TradingAgents-CN is a Chinese-enhanced fork of the TradingAgents multi-agent LLM framework for financial analysis and trading research. It provides a localized learning center, FastAPI + Vue 3 architecture, multi-architecture Docker deployment, multi-market data support (A-share, HK, US), multi-LLM provider integration, intelligent model selection, batch analysis, simulated trading, and report export. The project is intended for education and research, not for live trading advice.

Introduction

TradingAgents-CN (Chinese-enhanced TradingAgents)

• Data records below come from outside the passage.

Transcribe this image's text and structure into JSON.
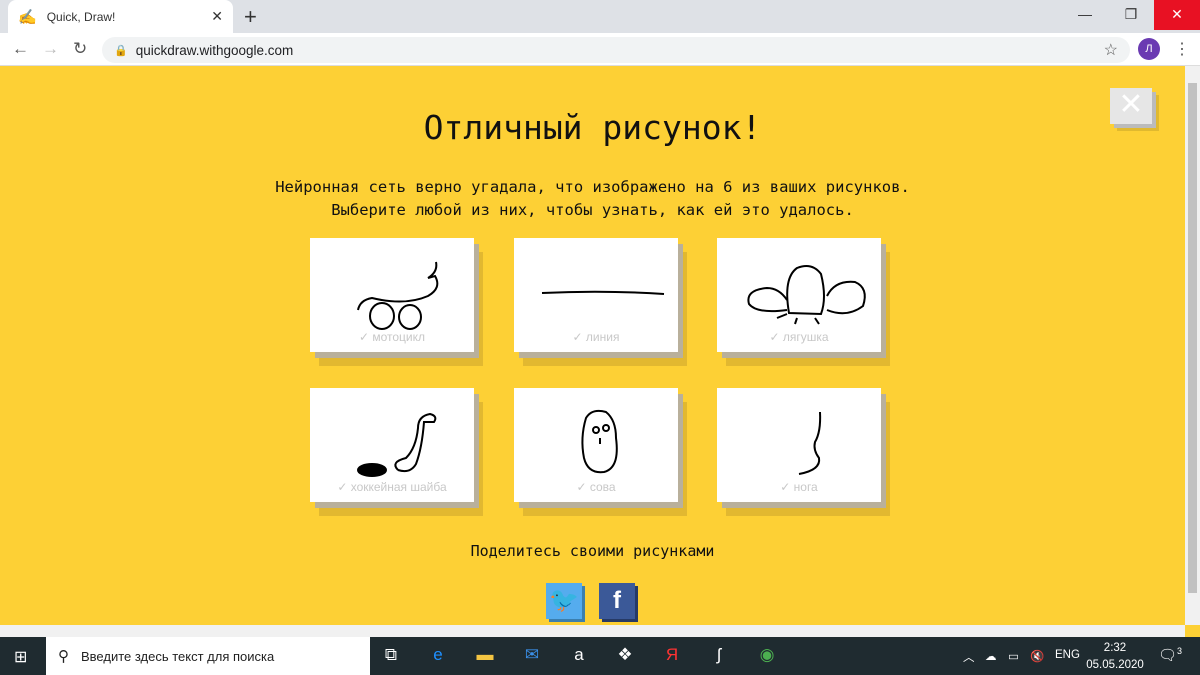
{
  "browser": {
    "tab_title": "Quick, Draw!",
    "url": "quickdraw.withgoogle.com",
    "profile_initial": "Л"
  },
  "page": {
    "title": "Отличный рисунок!",
    "subtitle_line1": "Нейронная сеть верно угадала, что изображено на 6 из ваших рисунков.",
    "subtitle_line2": "Выберите любой из них, чтобы узнать, как ей это удалось.",
    "drawings": [
      {
        "label": "✓ мотоцикл"
      },
      {
        "label": "✓ линия"
      },
      {
        "label": "✓ лягушка"
      },
      {
        "label": "✓ хоккейная шайба"
      },
      {
        "label": "✓ сова"
      },
      {
        "label": "✓ нога"
      }
    ],
    "share_label": "Поделитесь своими рисунками",
    "accent_color": "#fdd035"
  },
  "taskbar": {
    "search_placeholder": "Введите здесь текст для поиска",
    "lang": "ENG",
    "time": "2:32",
    "date": "05.05.2020",
    "notifications": "3"
  }
}
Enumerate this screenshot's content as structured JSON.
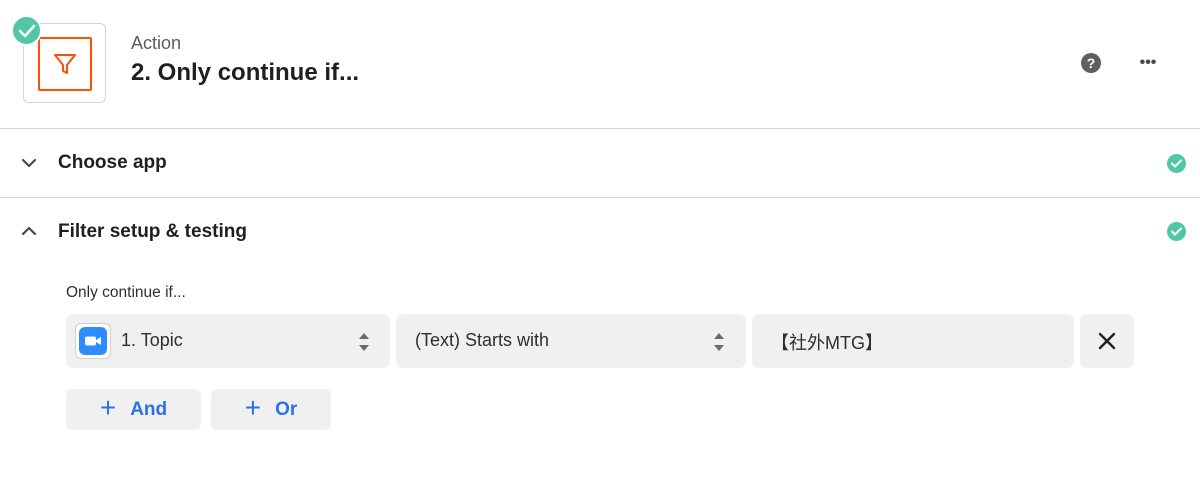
{
  "header": {
    "step_kind": "Action",
    "step_title": "2. Only continue if...",
    "help_label": "?",
    "more_label": "•••",
    "app_icon": "filter-icon",
    "accent_color": "#ff4f00",
    "status_color": "#50c8a8"
  },
  "sections": {
    "choose_app": {
      "title": "Choose app",
      "state": "collapsed"
    },
    "filter_setup": {
      "title": "Filter setup & testing",
      "state": "expanded"
    }
  },
  "filter": {
    "label": "Only continue if...",
    "field": {
      "icon": "zoom-icon",
      "value": "1. Topic"
    },
    "condition": {
      "value": "(Text) Starts with"
    },
    "value": "【社外MTG】",
    "and_label": "And",
    "or_label": "Or",
    "button_color": "#2f6fe6"
  }
}
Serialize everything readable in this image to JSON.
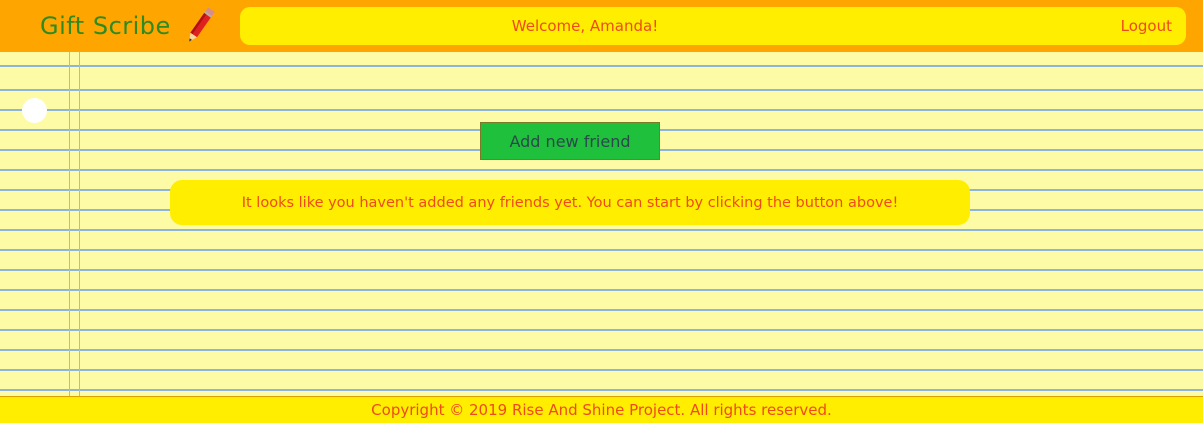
{
  "header": {
    "brand": "Gift Scribe",
    "brand_icon": "pencil-icon",
    "welcome": "Welcome, Amanda!",
    "logout": "Logout"
  },
  "main": {
    "add_friend_label": "Add new friend",
    "empty_message": "It looks like you haven't added any friends yet. You can start by clicking the button above!"
  },
  "footer": {
    "copyright": "Copyright © 2019 Rise And Shine Project. All rights reserved."
  },
  "colors": {
    "header_bg": "#ffa500",
    "bar_bg": "#ffee00",
    "paper_bg": "#fefba6",
    "accent_text": "#f04a1a",
    "brand_text": "#2e8b22",
    "button_bg": "#1fc03c"
  }
}
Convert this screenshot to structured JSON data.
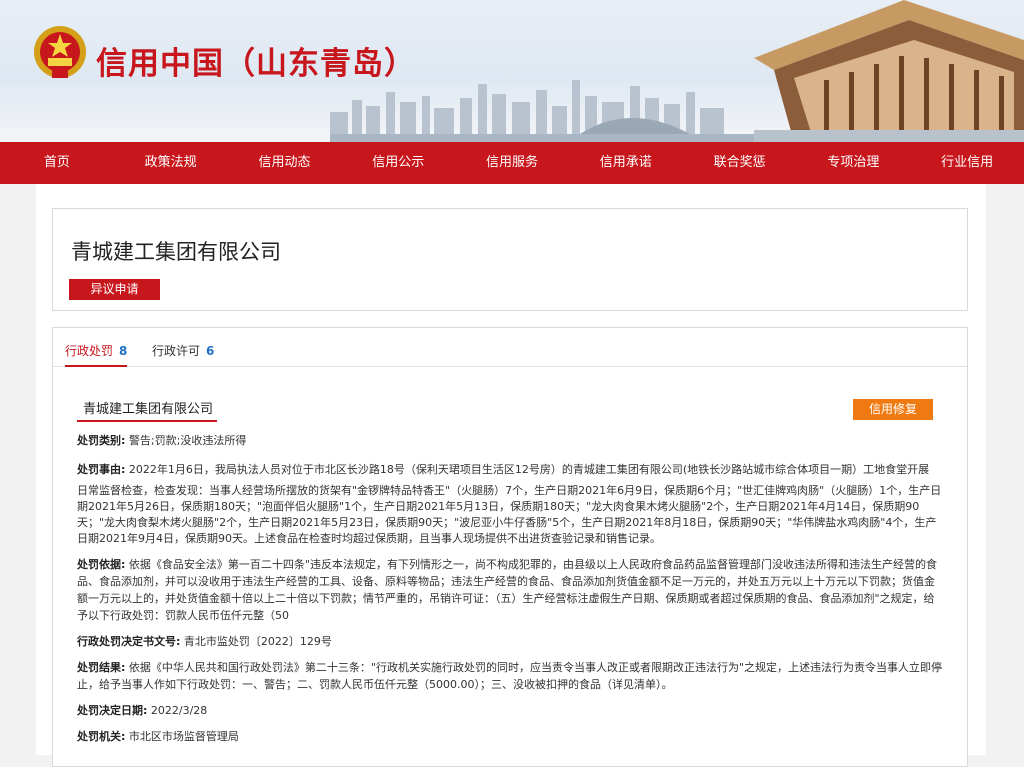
{
  "site": {
    "title": "信用中国（山东青岛）"
  },
  "nav": {
    "items": [
      "首页",
      "政策法规",
      "信用动态",
      "信用公示",
      "信用服务",
      "信用承诺",
      "联合奖惩",
      "专项治理",
      "行业信用"
    ]
  },
  "company": {
    "name": "青城建工集团有限公司",
    "objection_label": "异议申请"
  },
  "tabs": [
    {
      "label": "行政处罚",
      "count": "8"
    },
    {
      "label": "行政许可",
      "count": "6"
    }
  ],
  "record": {
    "name": "青城建工集团有限公司",
    "repair_label": "信用修复",
    "fields": {
      "category_label": "处罚类别:",
      "category": "警告;罚款;没收违法所得",
      "cause_label": "处罚事由:",
      "cause_intro": "2022年1月6日，我局执法人员对位于市北区长沙路18号（保利天珺项目生活区12号房）的青城建工集团有限公司(地铁长沙路站城市综合体项目一期）工地食堂开展",
      "cause_body": "日常监督检查，检查发现：当事人经营场所摆放的货架有\"金锣牌特品特香王\"（火腿肠）7个，生产日期2021年6月9日，保质期6个月；\"世汇佳牌鸡肉肠\"（火腿肠）1个，生产日期2021年5月26日，保质期180天；\"泡面伴侣火腿肠\"1个，生产日期2021年5月13日，保质期180天；\"龙大肉食果木烤火腿肠\"2个，生产日期2021年4月14日，保质期90天；\"龙大肉食梨木烤火腿肠\"2个，生产日期2021年5月23日，保质期90天；\"波尼亚小牛仔香肠\"5个，生产日期2021年8月18日，保质期90天；\"华伟牌盐水鸡肉肠\"4个，生产日期2021年9月4日，保质期90天。上述食品在检查时均超过保质期，且当事人现场提供不出进货查验记录和销售记录。",
      "basis_label": "处罚依据:",
      "basis": "依据《食品安全法》第一百二十四条\"违反本法规定，有下列情形之一，尚不构成犯罪的，由县级以上人民政府食品药品监督管理部门没收违法所得和违法生产经营的食品、食品添加剂，并可以没收用于违法生产经营的工具、设备、原料等物品；违法生产经营的食品、食品添加剂货值金额不足一万元的，并处五万元以上十万元以下罚款；货值金额一万元以上的，并处货值金额十倍以上二十倍以下罚款；情节严重的，吊销许可证：（五）生产经营标注虚假生产日期、保质期或者超过保质期的食品、食品添加剂\"之规定，给予以下行政处罚：罚款人民币伍仟元整（50",
      "doc_label": "行政处罚决定书文号:",
      "doc": "青北市监处罚〔2022〕129号",
      "result_label": "处罚结果:",
      "result": "依据《中华人民共和国行政处罚法》第二十三条：\"行政机关实施行政处罚的同时，应当责令当事人改正或者限期改正违法行为\"之规定，上述违法行为责令当事人立即停止，给予当事人作如下行政处罚：一、警告；二、罚款人民币伍仟元整（5000.00）；三、没收被扣押的食品（详见清单）。",
      "date_label": "处罚决定日期:",
      "date": "2022/3/28",
      "authority_label": "处罚机关:",
      "authority": "市北区市场监督管理局"
    }
  },
  "colors": {
    "brand_red": "#c8161d",
    "accent_orange": "#f07a12",
    "count_blue": "#1f6fc5"
  }
}
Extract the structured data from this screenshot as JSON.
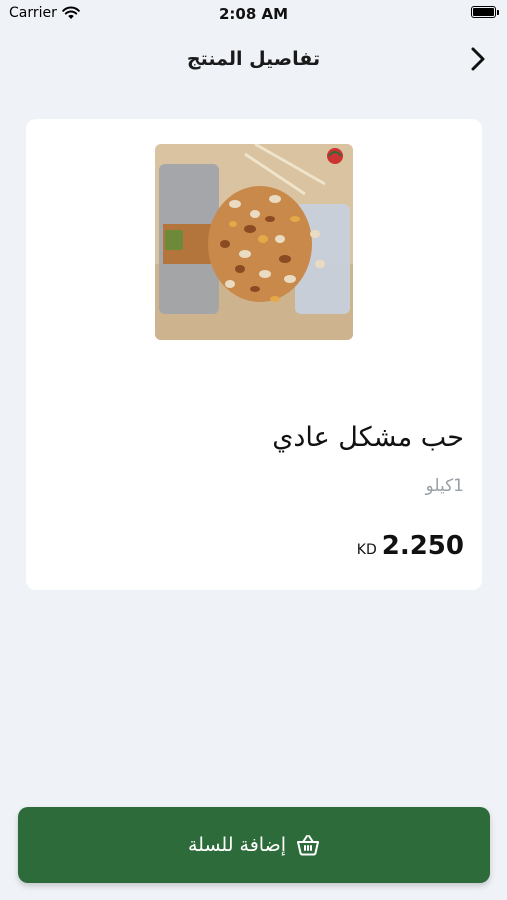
{
  "status_bar": {
    "carrier": "Carrier",
    "time": "2:08 AM"
  },
  "header": {
    "title": "تفاصيل المنتج"
  },
  "product": {
    "name": "حب مشكل عادي",
    "unit": "1كيلو",
    "price_value": "2.250",
    "currency": "KD"
  },
  "cart_button": {
    "label": "إضافة للسلة"
  },
  "colors": {
    "primary": "#2e6b3a",
    "background": "#eff2f6",
    "card": "#ffffff",
    "muted_text": "#9aa0a8"
  },
  "icons": {
    "back": "chevron-right-icon",
    "basket": "basket-icon",
    "wifi": "wifi-icon",
    "battery": "battery-icon"
  }
}
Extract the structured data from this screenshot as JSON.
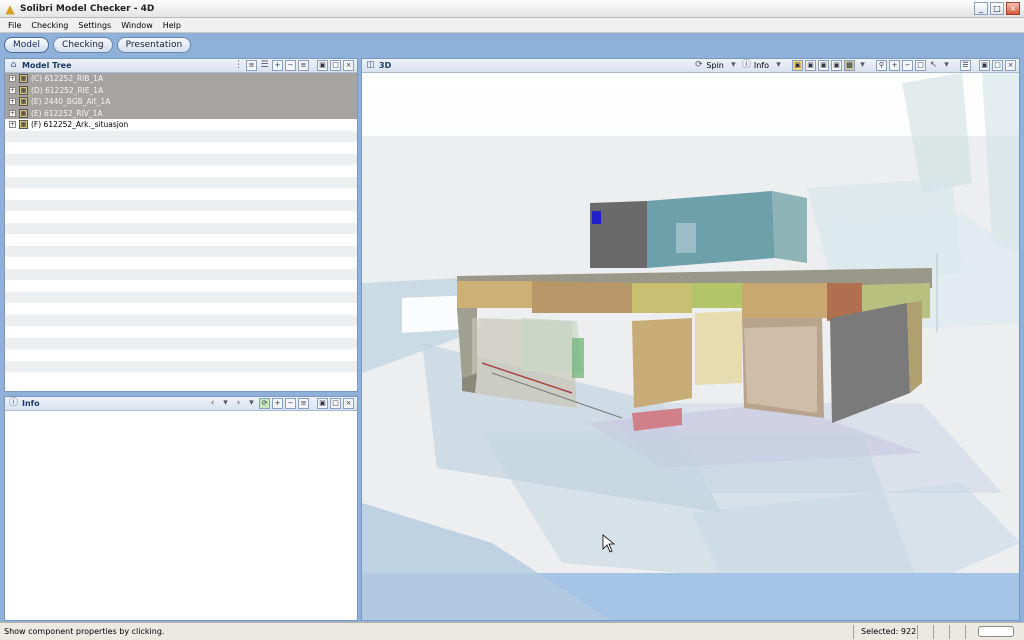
{
  "window": {
    "title": "Solibri Model Checker - 4D"
  },
  "menu": [
    "File",
    "Checking",
    "Settings",
    "Window",
    "Help"
  ],
  "perspectives": [
    "Model",
    "Checking",
    "Presentation"
  ],
  "model_tree": {
    "title": "Model Tree",
    "items": [
      {
        "label": "(C) 612252_RIB_1A",
        "selected": true
      },
      {
        "label": "(D) 612252_RIE_1A",
        "selected": true
      },
      {
        "label": "(E) 2440_BGB_Alt_1A",
        "selected": true
      },
      {
        "label": "(E) 612252_RIV_1A",
        "selected": true
      },
      {
        "label": "(F) 612252_Ark._situasjon",
        "selected": false
      }
    ]
  },
  "info_panel": {
    "title": "Info"
  },
  "view3d": {
    "title": "3D",
    "spin_label": "Spin",
    "info_label": "Info"
  },
  "status": {
    "hint": "Show component properties by clicking.",
    "selected": "Selected: 922"
  },
  "colors": {
    "accent": "#8fb0d8",
    "selection": "#a6a3a0",
    "sky": "#eef0f2",
    "ground": "#c8dce8"
  }
}
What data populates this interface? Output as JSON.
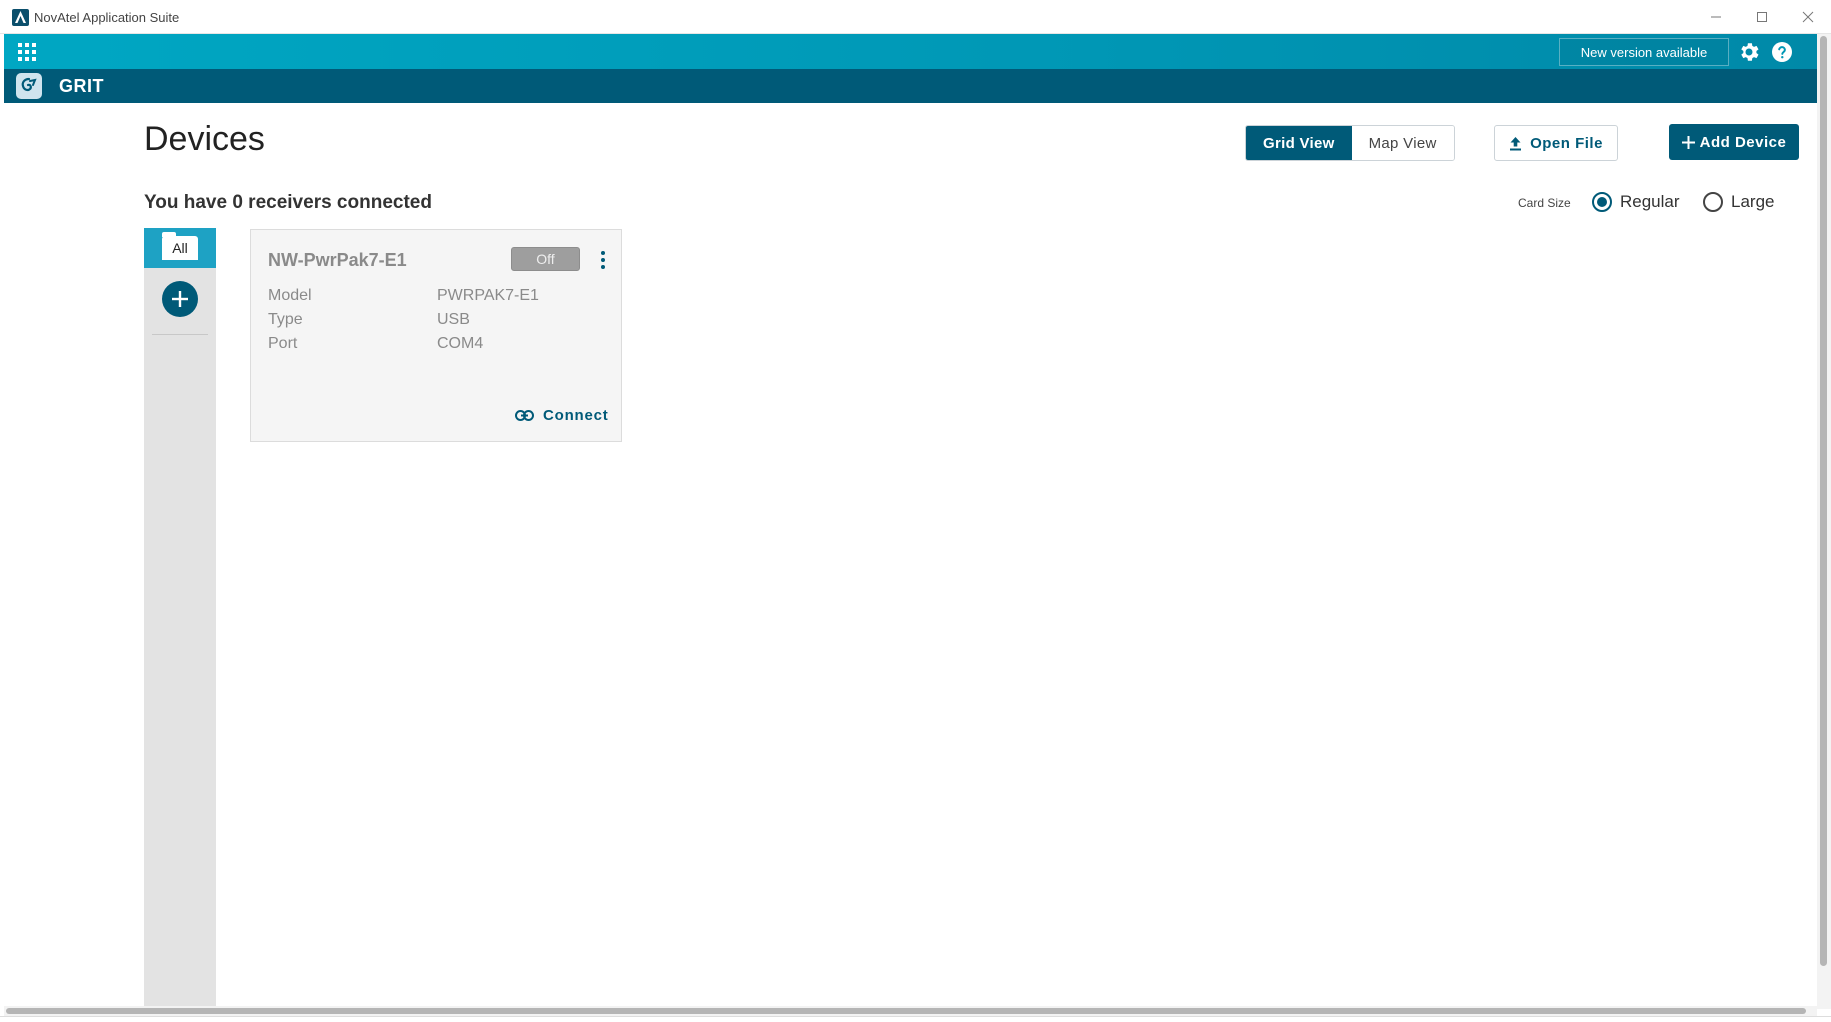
{
  "window": {
    "title": "NovAtel Application Suite"
  },
  "header": {
    "new_version_label": "New version available"
  },
  "subheader": {
    "app_name": "GRIT"
  },
  "main": {
    "page_title": "Devices",
    "receivers_text": "You have 0 receivers connected",
    "view_toggle": {
      "grid_label": "Grid View",
      "map_label": "Map View",
      "active": "Grid View"
    },
    "open_file_label": "Open File",
    "add_device_label": "Add Device",
    "card_size": {
      "label": "Card Size",
      "options": [
        "Regular",
        "Large"
      ],
      "selected": "Regular"
    }
  },
  "groups": {
    "all_label": "All"
  },
  "devices": [
    {
      "name": "NW-PwrPak7-E1",
      "status": "Off",
      "fields": [
        {
          "key": "Model",
          "value": "PWRPAK7-E1"
        },
        {
          "key": "Type",
          "value": "USB"
        },
        {
          "key": "Port",
          "value": "COM4"
        }
      ],
      "connect_label": "Connect"
    }
  ],
  "colors": {
    "accent": "#005a78",
    "header_gradient_start": "#00a7c3",
    "group_active": "#1ea2c4",
    "status_off": "#9e9e9e"
  },
  "icons": [
    "app-logo-icon",
    "minimize-icon",
    "maximize-icon",
    "close-icon",
    "apps-grid-icon",
    "gear-icon",
    "help-icon",
    "grit-logo-icon",
    "upload-icon",
    "plus-icon",
    "kebab-menu-icon",
    "link-icon"
  ]
}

TradingAgents-CN is a Chinese-localized and feature-enhanced fork of the open-source multi-agent trading framework TradingAgents. It aims to help Chinese-speaking researchers, developers, and learners systematically explore how multi-agent systems and large language models (LLMs) can be applied to stock analysis and strategy experiments. The project emphasizes education, research, safety and compliance, and explicitly states it does not provide live trading instructions.

Key highlights
  • Architecture: modernized backend (FastAPI + Uvicorn) and frontend (Vue 3 + Vite + Element Plus) for a SPA experience, replacing the previous Streamlit-based UI.
  • Data & markets: built-in support for multiple markets (A-share, Hong Kong, US) via common Chinese data sources and adapters (e.g., Tushare/AkShare/BaoStock). Designed to unify data access for analysts and agents.
  • Multi-LLM & provider support: dynamic supplier management to plug in multiple LLM providers, native OpenAI support and integrations for other providers; includes intelligent model selection and persistence of model choices.
  • Multi-agent workflows: orchestrates specialized agents (news analyst, technical analyst, fundamental analyst, portfolio manager, etc.) to produce structured multi-perspective analysis and reports.
  • Deployment & ops: Docker multi-architecture images (amd64 + arm64), GitHub Actions CI, Redis + MongoDB stack for performance and cache, and one-click Docker Compose deployment options.
  • Product features: user/role management, configuration center for model and data sources, SSE/WebSocket real-time notifications, batch analysis, simulated trading environment, customizable report export (Markdown/Word/PDF), and logs/audit for reproducibility.
Who is this for
  • Learners and researchers who want a hands-on environment to study multi-agent LLM workflows for financial analysis.
  • Developers building AI-assisted research tools and prototypes for equity analysis and strategy backtesting (in simulated environments).
  • Community contributors who want to localize docs, test integrations, and improve AI-based analysis modules.
Important notes & limits
  • Research & learning orientation: The project is explicitly positioned for education and research; it does not provide financial advice or direct instructions for live trading.
  • Licensing: repository uses a hybrid licensing model. Most code is Apache-2.0, while the app/ and frontend/ directories are indicated as proprietary in the repo (commercial use of those parts may require separate licensing). Users should read LICENSE and contact the maintainer for commercial authorization when needed.
  • Extensibility: designed for easy addition of LLM providers, data adapters, and custom analysis agents; includes contribution guidelines and testing calls for volunteers.
Quick start & resources
  • Repo (source): https://github.com/hsliuping/TradingAgents-CN
  • Docs & tutorials: repository includes docs, quick-start guides, and links to video tutorials and deployment guides (Docker, local install, green build for Windows).
  • Community & contact: Issues on GitHub, project WeChat/QQ groups, and maintainer email for inquiries and test volunteer recruitment.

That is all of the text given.